The two of them started arguing, but I tuned them out. Red rage colored my vision like the gloss on Octavia’s perfect lips. Little bastard? Little
bastard
? Rascal was the best dog in the world. Oh sure, he barked and begged for food and generally thought he was the king of Bigtime and should be treated as such. But Rascal had more humanity in his tail than the two of them did in their entire bodies. Bandit was the bastard, and Octavia was an ice-cold bitch. They had to be stopped. Both of them.
 

But how? And with what? If I’d had my vest, I at least would have had my stun gun. I might have taken Octavia out with that before Bandit shot me. But I’d left the vest back at the party with Piper. Without my vest, without my supplies, I felt naked, exposed, helpless.
 

And it wasn’t like there were any weapons just lying around in the lab. Just lipsticks, powders, and mascara wands as far as the eye could see. Just makeup. My gaze flicked to the Sunrise display.
 

Radioactive makeup.
 

While Octavia and Bandit argued, I palmed a lip pencil with one hand. With the other, I swiped the pot of loose face powder.
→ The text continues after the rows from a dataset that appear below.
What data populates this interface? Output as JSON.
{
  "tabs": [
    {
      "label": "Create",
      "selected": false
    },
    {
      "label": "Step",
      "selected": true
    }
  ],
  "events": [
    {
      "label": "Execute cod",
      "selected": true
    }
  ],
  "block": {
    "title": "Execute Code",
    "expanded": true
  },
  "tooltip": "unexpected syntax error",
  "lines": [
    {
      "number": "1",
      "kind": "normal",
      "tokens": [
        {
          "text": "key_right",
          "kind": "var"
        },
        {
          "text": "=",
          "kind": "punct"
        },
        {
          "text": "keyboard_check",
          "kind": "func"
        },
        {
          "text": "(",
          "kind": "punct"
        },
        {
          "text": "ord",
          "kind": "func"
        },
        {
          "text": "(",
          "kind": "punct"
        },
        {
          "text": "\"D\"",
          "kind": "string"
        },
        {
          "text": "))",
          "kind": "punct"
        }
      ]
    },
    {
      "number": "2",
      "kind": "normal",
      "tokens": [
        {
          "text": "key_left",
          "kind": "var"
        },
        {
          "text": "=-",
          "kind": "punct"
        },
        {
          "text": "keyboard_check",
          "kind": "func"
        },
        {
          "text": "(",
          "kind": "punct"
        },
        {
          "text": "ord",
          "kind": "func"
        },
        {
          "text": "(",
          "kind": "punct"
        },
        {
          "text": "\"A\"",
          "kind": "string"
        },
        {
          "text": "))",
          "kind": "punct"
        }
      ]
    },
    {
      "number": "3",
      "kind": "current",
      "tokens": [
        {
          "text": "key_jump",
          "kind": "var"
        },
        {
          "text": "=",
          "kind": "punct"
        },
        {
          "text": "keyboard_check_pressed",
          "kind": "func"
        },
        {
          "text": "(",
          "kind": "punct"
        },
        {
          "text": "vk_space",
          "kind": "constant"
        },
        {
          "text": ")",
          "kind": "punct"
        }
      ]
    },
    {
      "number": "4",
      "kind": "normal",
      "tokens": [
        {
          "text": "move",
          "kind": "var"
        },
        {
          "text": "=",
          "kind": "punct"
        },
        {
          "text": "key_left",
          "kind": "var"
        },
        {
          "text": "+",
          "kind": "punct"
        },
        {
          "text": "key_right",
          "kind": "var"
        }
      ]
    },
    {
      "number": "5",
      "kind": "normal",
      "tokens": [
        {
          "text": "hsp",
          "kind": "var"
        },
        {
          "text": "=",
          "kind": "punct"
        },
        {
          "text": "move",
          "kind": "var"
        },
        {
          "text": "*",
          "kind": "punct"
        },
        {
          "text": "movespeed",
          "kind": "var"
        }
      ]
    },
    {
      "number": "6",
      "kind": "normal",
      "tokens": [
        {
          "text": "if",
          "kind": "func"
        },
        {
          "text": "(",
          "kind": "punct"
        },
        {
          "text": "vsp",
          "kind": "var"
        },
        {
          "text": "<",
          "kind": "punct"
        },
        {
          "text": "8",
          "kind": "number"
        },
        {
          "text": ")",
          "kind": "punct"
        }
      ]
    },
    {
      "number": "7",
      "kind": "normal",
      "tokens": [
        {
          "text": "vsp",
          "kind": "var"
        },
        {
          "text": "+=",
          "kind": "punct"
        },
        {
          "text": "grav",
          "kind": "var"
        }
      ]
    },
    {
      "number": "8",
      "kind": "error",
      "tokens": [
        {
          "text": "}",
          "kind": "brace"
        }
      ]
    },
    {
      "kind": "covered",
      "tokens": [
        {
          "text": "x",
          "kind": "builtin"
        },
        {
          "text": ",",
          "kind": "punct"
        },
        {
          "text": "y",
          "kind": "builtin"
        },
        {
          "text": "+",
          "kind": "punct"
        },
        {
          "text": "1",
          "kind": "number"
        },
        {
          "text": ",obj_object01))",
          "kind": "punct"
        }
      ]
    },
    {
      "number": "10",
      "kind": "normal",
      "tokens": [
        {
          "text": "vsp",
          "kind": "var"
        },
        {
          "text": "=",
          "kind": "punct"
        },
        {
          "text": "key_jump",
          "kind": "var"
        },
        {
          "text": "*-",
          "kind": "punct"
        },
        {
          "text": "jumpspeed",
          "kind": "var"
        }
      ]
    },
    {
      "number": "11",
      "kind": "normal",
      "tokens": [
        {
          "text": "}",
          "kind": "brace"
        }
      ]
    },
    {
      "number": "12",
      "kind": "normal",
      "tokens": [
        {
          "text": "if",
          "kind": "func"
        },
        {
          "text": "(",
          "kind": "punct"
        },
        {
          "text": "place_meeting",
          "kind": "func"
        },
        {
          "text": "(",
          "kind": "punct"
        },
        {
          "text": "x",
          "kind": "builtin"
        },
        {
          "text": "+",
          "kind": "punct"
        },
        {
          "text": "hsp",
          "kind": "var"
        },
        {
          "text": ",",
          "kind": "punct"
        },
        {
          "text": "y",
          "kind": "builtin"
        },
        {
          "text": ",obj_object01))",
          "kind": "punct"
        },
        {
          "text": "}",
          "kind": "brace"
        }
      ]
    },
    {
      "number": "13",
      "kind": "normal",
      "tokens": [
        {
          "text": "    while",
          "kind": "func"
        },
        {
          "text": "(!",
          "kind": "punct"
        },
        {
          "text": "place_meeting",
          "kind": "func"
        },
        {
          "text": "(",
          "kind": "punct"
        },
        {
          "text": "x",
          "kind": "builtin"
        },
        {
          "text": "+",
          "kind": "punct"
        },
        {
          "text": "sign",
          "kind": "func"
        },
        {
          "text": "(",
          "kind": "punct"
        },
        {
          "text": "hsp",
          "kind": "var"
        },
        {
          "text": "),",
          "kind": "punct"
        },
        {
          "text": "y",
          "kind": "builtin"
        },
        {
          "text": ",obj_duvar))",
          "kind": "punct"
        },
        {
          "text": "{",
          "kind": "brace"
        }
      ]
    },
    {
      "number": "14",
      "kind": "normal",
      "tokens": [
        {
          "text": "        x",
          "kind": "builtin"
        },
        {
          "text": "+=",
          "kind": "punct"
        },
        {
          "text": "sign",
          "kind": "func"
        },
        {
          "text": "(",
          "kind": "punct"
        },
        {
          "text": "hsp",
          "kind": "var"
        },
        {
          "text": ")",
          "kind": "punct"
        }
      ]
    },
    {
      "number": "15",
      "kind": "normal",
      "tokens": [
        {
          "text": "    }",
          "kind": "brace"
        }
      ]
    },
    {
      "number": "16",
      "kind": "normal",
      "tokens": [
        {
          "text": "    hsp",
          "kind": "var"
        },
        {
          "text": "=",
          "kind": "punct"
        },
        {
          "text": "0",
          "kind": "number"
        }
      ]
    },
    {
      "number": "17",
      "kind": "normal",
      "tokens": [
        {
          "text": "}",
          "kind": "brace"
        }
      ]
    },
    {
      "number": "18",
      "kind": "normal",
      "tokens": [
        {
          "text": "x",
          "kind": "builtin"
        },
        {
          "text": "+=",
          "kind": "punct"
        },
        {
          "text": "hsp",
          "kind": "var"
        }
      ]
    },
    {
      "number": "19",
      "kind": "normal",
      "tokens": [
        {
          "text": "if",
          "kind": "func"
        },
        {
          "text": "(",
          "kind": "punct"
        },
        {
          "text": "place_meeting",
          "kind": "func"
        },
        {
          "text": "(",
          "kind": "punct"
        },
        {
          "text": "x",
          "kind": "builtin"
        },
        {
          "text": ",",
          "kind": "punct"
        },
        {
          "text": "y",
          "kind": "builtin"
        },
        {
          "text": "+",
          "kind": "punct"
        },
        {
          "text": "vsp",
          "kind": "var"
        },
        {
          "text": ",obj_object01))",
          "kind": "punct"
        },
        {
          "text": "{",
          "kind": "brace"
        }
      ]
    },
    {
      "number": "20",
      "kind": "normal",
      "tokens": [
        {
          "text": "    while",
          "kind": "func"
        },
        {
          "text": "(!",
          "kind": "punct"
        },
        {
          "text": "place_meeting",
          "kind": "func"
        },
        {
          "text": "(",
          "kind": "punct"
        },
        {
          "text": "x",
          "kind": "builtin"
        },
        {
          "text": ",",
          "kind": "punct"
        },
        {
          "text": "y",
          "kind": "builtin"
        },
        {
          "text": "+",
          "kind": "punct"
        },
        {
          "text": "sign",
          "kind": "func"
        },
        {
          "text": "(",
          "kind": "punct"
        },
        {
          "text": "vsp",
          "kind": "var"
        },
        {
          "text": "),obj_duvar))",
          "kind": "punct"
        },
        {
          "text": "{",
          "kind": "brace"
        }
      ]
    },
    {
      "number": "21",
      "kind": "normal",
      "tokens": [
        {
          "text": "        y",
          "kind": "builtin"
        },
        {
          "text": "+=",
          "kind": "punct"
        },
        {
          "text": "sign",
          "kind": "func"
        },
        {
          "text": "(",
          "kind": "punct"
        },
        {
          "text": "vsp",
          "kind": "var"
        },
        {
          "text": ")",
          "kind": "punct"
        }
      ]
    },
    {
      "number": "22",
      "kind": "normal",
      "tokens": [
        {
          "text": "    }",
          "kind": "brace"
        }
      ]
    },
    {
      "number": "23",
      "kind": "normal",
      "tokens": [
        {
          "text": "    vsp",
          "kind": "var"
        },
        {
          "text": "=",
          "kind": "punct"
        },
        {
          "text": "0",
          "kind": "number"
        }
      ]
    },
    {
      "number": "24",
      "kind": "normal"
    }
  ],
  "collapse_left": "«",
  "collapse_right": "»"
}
“Enough!” Octavia snapped. “None of this is getting us what we really want—the flash drive.”

They both turned their attention to me.

“Now you have a choice to make, Abby,” Octavia said. “You can tell me where the drive is and who you’ve told about it, and Bandit can kill you quickly.”

The ubervillain pulled out one of his pistols and twirled it in his hand. Light danced off the silver weapon. “Three in the back of the head. You won’t feel a thing.”

Yeah. Right.

“Or?” I asked, pretty sure I wasn’t going to like Option Two any better than Option One.

“Or,” Octavia continued, “you can refuse to talk, and Bandit can draw out the process.
 

He kept spinning his gun. “I’ll start with your ankles. Then, your knees. Your hips. Shoulders. You can put quite a few bullets in the human body before irreparable damage is done. Although, you’ll wish you were dead after the first shot.”